The ubiquity of these open spaces suggests that town and urban planners shared the same goal. They tried to create and maintain a public space or common area where the various social fabric that weaves together different members of towns and communities could in practice be seen.

These invisible threads linking individuals into communities can usually be seen only when they are actively being used. For example, think of the many groups and activities that each week are found in the common space in your town: a farmers market, picnic tables with convenient areas for pets, green open areas marked by a historical plaque or historic figure, a gazebo, some trees for shade, perhaps a stage. This public space for common use and exchange of ideas harkens back to Europe. Ever since the days of neighbors around bonfires at night, people have spent time in the presence of strangers seeking commonality, drawn together in hopes of community.

Here in New England, our legacy of civil public discourse comes from the region’s Puritan legacy that is shaded with some serious Old Testament overtones (for fun facts and citing, read William Bradford’s diary entry about the execution of Thomas Granger).

These Old Testament vibes were common throughout United States history, up and especially through the Civil War, where the morality of society could be debated hotly in public squares. In particular, there was the public use of a regional type of speech, the jeremiad.

Public spaces have often served as a place of social criticism, particularly by older generations upset with younger generations.

Last summer, the happenings of places far away became local and prominent as communities brought out their private concerns and sought commonality with the like-minded into the public spaces. All over New Hampshire, citizens across the political spectrum utilized their town squares to make public the ties that bound them. We reinforced community – neighbor to neighbor, friend to friend were strangers no longer but collaborators to a shared commonality.

Last week, many locales, including the State House grounds, were home to many of these public airings that once again “grew out of the conflict and consternation experienced” between those “caught between … original hopes” and “their own lived experience and practice.”

There are corresponding events playing out in our towns as a result of the aftermath of the collective trauma we are experiencing: the global pandemic, continued police violence, the slow train wreck of environmental collapse, or people awakening to a seemingly uncaring, ineffective, and self-serving older generation tasked with coordinating an effective response for the mostly younger generations to these crises.

When these events play out publicly, they illustrate the health of our society.
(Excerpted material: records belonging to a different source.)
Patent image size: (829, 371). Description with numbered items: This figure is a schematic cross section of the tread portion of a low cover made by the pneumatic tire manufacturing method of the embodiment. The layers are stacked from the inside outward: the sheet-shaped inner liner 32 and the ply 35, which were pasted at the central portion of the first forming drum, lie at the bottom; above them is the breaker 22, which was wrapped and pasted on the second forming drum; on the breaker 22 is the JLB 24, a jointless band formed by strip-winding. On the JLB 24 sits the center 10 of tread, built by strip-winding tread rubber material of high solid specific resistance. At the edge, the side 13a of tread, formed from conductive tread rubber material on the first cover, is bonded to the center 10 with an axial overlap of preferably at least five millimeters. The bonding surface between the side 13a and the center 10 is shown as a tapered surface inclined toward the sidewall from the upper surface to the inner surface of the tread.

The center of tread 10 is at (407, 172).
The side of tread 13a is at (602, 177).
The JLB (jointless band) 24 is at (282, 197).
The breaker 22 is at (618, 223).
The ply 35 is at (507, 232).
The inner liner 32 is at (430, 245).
Test the health of your opinions and the health of your community by utilizing your town’s common and get rid of the otherwise societal harm of isolation and stagnation. Find your commonality in public and join the many conversations that exist in your neighborhoods.

There is no shortage of controversies to engage in today. However, by engaging in the conversations that shape our neighborhoods, at least one can then attempt to bridge the divide between “hopes” and “experiences.”

Ben Bacote teaches Humanities at Waterville Valley Academy. Three-Minute Civics is an occasional column that seeks to help the people of New Hampshire navigate the issues and debates taking place at every level of government.